Three months ago Jason Heyward and the Chicago Cubs agreed to part ways after the season.
The move became official Monday when the Cubs granted Heyward his unconditional release. The 33-year-old outfielder is owed $22 million for 2023, the final year of the eight-year, $184 million contract he signed before the 2016 season. Heyward also will receive four $5 million installments on April 1, 2024-27, as part of his initial signing bonus.
Heyward indicated in late September he wants to play elsewhere next season while acknowledging those plans might not come to fruition.
“I appreciate they’re real, I appreciate being able to have that,” Heyward said Sept. 29. “It’s tough when you don’t have those things, showing up for any job or living life, if people were kind of blowing smoke and not keeping it real with you.
“That’s something that people don’t always understand is how you handle failure. There’s a lot of accolades throughout my career, a lot of special things happened here with this team. A lot of failure too. It’s not always easy to deal with, but there’s been a lot of good things that have come my way from a lot of people expressing that to me, and I feel like that comes from how I’ve handled everything.”

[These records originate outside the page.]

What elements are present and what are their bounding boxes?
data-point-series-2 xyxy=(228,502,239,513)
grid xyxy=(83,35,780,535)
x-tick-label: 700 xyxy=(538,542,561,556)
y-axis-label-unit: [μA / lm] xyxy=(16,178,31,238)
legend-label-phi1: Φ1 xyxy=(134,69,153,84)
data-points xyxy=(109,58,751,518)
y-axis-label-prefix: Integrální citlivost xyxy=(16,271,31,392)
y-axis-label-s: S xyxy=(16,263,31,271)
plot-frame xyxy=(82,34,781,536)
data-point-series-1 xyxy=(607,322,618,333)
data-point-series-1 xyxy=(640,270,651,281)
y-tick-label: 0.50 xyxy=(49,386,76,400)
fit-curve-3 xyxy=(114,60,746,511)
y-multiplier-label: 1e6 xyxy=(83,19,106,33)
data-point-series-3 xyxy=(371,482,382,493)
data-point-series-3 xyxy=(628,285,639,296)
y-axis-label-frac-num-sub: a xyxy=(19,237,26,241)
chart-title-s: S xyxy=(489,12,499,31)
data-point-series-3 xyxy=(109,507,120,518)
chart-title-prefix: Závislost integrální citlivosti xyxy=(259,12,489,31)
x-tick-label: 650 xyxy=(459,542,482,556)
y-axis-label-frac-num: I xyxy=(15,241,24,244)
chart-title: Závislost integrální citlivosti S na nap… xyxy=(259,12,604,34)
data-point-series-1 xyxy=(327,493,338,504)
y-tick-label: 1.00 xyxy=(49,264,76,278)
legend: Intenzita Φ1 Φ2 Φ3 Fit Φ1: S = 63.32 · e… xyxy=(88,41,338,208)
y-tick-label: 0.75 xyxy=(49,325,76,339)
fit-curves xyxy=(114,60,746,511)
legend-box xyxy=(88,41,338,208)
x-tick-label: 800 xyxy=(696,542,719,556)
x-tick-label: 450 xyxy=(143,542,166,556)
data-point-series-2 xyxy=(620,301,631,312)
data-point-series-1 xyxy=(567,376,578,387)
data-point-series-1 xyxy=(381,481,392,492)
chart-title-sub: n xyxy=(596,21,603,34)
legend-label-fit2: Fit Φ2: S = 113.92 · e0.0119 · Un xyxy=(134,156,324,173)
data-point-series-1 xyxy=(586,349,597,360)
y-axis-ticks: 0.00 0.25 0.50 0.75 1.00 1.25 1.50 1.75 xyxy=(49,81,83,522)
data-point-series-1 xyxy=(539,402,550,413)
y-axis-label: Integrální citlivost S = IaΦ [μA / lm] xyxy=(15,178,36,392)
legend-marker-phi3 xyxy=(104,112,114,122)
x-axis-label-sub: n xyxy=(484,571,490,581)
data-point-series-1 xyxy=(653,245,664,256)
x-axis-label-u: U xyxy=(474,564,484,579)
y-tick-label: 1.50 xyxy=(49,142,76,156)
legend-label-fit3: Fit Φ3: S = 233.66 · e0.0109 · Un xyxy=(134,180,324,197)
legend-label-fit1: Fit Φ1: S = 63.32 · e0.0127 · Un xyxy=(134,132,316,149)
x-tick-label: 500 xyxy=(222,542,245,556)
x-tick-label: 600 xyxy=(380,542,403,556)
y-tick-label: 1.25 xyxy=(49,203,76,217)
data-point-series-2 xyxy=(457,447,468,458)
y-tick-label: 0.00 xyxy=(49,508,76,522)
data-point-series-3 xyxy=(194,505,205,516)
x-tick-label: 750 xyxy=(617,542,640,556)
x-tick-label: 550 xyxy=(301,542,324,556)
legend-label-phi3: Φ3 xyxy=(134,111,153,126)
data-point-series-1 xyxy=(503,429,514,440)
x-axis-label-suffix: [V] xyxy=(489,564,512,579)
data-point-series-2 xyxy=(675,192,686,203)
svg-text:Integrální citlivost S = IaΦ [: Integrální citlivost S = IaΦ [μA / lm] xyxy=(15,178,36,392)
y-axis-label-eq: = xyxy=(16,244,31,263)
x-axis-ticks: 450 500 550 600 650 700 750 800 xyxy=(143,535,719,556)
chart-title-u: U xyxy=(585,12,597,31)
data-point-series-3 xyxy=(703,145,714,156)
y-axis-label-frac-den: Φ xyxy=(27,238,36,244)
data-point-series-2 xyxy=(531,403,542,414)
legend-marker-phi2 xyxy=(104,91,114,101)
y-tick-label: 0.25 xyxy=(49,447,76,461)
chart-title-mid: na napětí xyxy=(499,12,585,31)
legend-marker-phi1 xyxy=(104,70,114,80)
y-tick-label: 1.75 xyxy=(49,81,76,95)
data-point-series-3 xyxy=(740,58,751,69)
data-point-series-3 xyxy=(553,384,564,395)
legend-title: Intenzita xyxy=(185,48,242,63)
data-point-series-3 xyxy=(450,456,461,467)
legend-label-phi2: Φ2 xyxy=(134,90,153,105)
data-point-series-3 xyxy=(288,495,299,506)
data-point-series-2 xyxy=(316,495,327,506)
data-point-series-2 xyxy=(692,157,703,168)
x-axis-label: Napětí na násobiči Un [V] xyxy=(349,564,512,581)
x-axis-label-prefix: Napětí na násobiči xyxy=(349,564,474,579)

Heyward ends his seven seasons in Chicago with a .245/.323/.406 slash line, 86 OPS+, 8.9 WAR, two Gold Glove awards and a World Series title. His presence will last beyond his final game with the Cubs through his charitable work in the community.
The Cubs have 33 players on their 40-man roster after Heyward’s departure, providing ample space to add players by Tuesday’s deadline to protect eligible minor-leaguers from the Rule 5 draft.